久しぶりに、DVDで『珈琲時光』を観た。
もう、ずいぶん前の映画になってしまったんだな~と、公開年(2004)を見て、ちょっと驚く。

一人で映画館へ行くことは、あまりないが、
これは何となく独りきりで観に行った。小さな映画館だった。

実は、この映画で初めて、一青 窈という人を知った。
彼女も今や40代後半のようだけれど、その当時は20代だった。歌手だということも、この映画で初めて知った。

演じているというより、素のままで主人公をやっている。そんな背景に溶け込むようなナチュラルさと瑞々しさが、とても印象的だった。

さて、映画。
小さな事件どころか、ほとんど何も起こらないまま、フィルムは回り続ける。本当は起こっているのかもしれないけれど、特段、回収される気配もなく。車窓に流れる景色をぼんやりと眺めているような、穏やかな時間が流れてゆく。

途中で、退屈して寝てしまう……と評する人もいるかもしれない。

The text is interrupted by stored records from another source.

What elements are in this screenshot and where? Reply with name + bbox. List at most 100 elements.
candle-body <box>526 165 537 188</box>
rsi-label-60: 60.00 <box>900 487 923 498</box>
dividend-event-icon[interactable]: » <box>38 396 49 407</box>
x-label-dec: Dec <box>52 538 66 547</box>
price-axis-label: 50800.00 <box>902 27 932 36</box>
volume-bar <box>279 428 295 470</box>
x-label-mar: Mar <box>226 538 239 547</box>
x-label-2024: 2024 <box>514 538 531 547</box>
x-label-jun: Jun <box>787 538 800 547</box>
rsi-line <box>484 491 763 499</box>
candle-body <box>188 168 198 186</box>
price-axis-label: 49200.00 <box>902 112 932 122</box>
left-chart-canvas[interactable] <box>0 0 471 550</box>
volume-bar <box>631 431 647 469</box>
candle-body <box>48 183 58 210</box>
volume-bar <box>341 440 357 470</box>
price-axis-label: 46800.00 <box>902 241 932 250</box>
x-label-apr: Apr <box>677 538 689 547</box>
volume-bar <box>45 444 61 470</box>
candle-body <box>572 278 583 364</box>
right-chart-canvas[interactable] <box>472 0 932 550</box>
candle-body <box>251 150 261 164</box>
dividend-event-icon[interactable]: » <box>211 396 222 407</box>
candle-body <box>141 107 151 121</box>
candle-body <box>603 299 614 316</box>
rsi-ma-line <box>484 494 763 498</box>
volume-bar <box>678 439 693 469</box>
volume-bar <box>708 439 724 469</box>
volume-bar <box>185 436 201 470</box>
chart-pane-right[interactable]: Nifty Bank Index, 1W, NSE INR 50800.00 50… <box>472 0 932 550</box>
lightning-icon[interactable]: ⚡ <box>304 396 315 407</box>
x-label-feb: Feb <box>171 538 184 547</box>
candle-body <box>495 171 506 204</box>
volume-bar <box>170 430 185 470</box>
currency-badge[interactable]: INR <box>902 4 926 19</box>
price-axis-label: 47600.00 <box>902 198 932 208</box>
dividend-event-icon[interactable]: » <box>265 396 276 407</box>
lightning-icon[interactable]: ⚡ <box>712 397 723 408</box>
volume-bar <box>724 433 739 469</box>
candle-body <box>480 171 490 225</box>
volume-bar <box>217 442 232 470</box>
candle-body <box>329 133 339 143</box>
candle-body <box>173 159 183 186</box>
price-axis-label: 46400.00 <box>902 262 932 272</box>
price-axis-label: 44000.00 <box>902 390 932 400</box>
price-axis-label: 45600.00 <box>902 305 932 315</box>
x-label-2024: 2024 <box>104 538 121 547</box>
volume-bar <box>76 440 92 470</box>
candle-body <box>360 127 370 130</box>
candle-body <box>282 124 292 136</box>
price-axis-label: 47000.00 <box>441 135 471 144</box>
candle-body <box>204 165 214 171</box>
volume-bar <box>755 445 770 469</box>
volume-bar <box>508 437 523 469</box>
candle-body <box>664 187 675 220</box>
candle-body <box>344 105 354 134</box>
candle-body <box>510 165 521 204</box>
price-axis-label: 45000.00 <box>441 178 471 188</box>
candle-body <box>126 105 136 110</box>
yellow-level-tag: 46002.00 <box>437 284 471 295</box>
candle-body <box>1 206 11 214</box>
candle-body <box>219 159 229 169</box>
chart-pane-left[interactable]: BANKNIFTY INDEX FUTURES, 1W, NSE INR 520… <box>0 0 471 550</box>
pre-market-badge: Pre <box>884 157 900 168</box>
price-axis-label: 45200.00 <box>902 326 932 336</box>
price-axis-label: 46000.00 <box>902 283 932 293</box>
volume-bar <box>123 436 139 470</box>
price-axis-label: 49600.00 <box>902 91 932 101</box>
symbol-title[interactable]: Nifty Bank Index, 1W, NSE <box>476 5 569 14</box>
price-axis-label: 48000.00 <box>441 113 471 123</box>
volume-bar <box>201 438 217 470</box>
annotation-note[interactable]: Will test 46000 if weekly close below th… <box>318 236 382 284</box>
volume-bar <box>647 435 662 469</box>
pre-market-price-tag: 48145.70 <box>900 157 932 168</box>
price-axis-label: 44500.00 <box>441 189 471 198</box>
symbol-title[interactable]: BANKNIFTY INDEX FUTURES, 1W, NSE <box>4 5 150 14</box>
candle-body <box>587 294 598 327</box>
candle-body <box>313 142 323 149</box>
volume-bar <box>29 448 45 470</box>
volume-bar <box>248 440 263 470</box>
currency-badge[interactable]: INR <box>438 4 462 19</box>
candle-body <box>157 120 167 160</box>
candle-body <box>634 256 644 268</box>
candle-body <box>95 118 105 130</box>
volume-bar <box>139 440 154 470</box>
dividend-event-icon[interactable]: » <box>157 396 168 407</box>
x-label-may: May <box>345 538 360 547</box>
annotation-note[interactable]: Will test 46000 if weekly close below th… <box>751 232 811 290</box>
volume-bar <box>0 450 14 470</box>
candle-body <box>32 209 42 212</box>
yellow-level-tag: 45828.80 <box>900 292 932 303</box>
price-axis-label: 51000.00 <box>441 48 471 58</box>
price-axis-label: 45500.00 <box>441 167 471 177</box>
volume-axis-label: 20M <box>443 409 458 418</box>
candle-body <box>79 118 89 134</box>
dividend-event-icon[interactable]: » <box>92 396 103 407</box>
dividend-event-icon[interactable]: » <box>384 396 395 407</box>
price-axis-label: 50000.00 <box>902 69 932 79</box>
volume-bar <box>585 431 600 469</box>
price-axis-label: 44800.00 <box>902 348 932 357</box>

すこぶる冗長だと。
「コーヒーを味わうようなひととき」をテーマに作られたというこの映画は、そのつもりで観たとしても、好き嫌いがハッキリしそうだ。

私としては、いつのまにか肩の力が抜け、観終わった後は本来の自分にちょっと立ち返ったような気がした。
日常のしがらみから離れ、つかの間、お気に入りの喫茶店で一杯の珈琲をゆっくり味わった時のような、静かな平安がひたひた心身に沁みわたっていった。



神保町の古書店街、お茶ノ水の高架、路面電車……
東京に詳しいわけではないけれど、舞台となった大都会の街並みは、どこかノスタルジックで、自然光に美しく映えていた。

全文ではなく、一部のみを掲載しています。